No, Qvist se había despedido tras haber sufrido una grave agresión días atrás. ¿Acaso el señor Ballack no estaba al corriente del suceso?

¿Que dónde se encontraba ahora? A saber. Tal vez en los alrededores de Gnesta, donde tenía una empresa de almohadas; no trabajaba en ella pero, por lo que había entendido el propietario de Helikoptertaxi, siempre tenía asuntos que atender allí. Además, su novia vivía en aquel sitio, ¿o no?

—¿Su novia? ¿Sabe, señor director, cómo se llama?

No, el director no lo sabía. ¿Tal vez Celestine? En cualquier caso, tenía un nombre poco corriente.

Resultó que había veinticuatro Celestines registradas en Suecia. Pero sólo una de ellas, Celestine Hedlund, había pasado una temporada en Fredsgatan 5, en Gnesta, hasta hacía unos días.

—Me pregunto si no habrás sido tú la que conducía un Toyota Corolla rojo con remolque, Celestine —dijo el agente, hablando solo—. Con Nombeko Mayeki y Holger Qvist en el asiento de atrás. Y un hombre no identificado al lado.

La pista Celestine se ramificó inmediatamente en cuatro direcciones. Ahora estaba domiciliada en un apartado postal de Estocolmo. Antes, en Fredsgatan. Antes, en casa de una tal Gertrud Virtanen, a las afueras de Norrtälje. Y antes aún, en lo que se suponía que era la casa paterna en Gnesta. Era plausible suponer, pues, que tarde o temprano se acercaría a alguna de esas cuatro direcciones.

Desde un punto de vista de vigilancia, la menos interesante era, por supuesto, la que se había transformado en un montón de cenizas.

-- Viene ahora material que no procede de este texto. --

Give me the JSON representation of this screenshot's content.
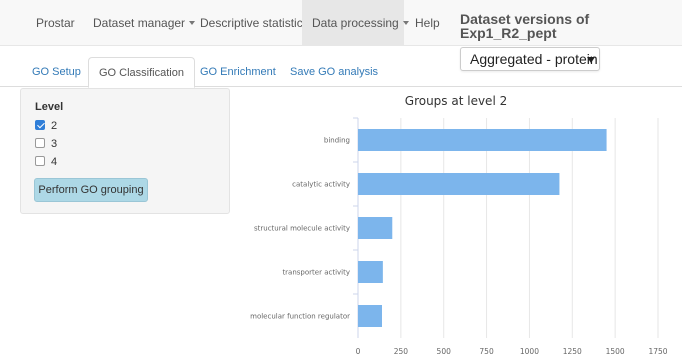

La más interesante, el apartado de correos. Luego, de más a menos: la casa de sus padres y la de Gertrud Virtanen.

Tras interrogar a Celestine, Nombeko se había enterado de que la chica había estado empadronada durante un breve período en Sjölida. Era inquietante, aunque también poco probable que el agente que los perseguía conociera su existencia.

La refugiada sudafricana ilegal no había sido especialmente afortunada en la vida, desde el día en que fue atropellada por un ingeniero ebrio en Johannesburgo. Sin embargo, nunca imaginaría la suerte que estaba teniendo en ese preciso instante.

Pues sucedió que el agente B primero vigiló el apartado de correos en Estocolmo durante una semana, luego la casa de los padres de Celestine, durante el mismo tiempo. En ambos casos, en vano. Y cuando se disponía a concentrarse en la pista menos probable, la que se hallaba a las afueras de Norrtälje, su jefe en Tel Aviv se hartó. Su superior le dijo que el caso se había convertido casi en una vendetta personal, y que las actividades del Mossad debían guiarse por criterios mucho más racionales. ¿No pretendería hacerle creer que un ladrón de armas nucleares intentaba presionarlos con una bomba desde un bosque sueco? El agente debía volver a casa. Ahora. No, nada de muy pronto. Ahora mismo.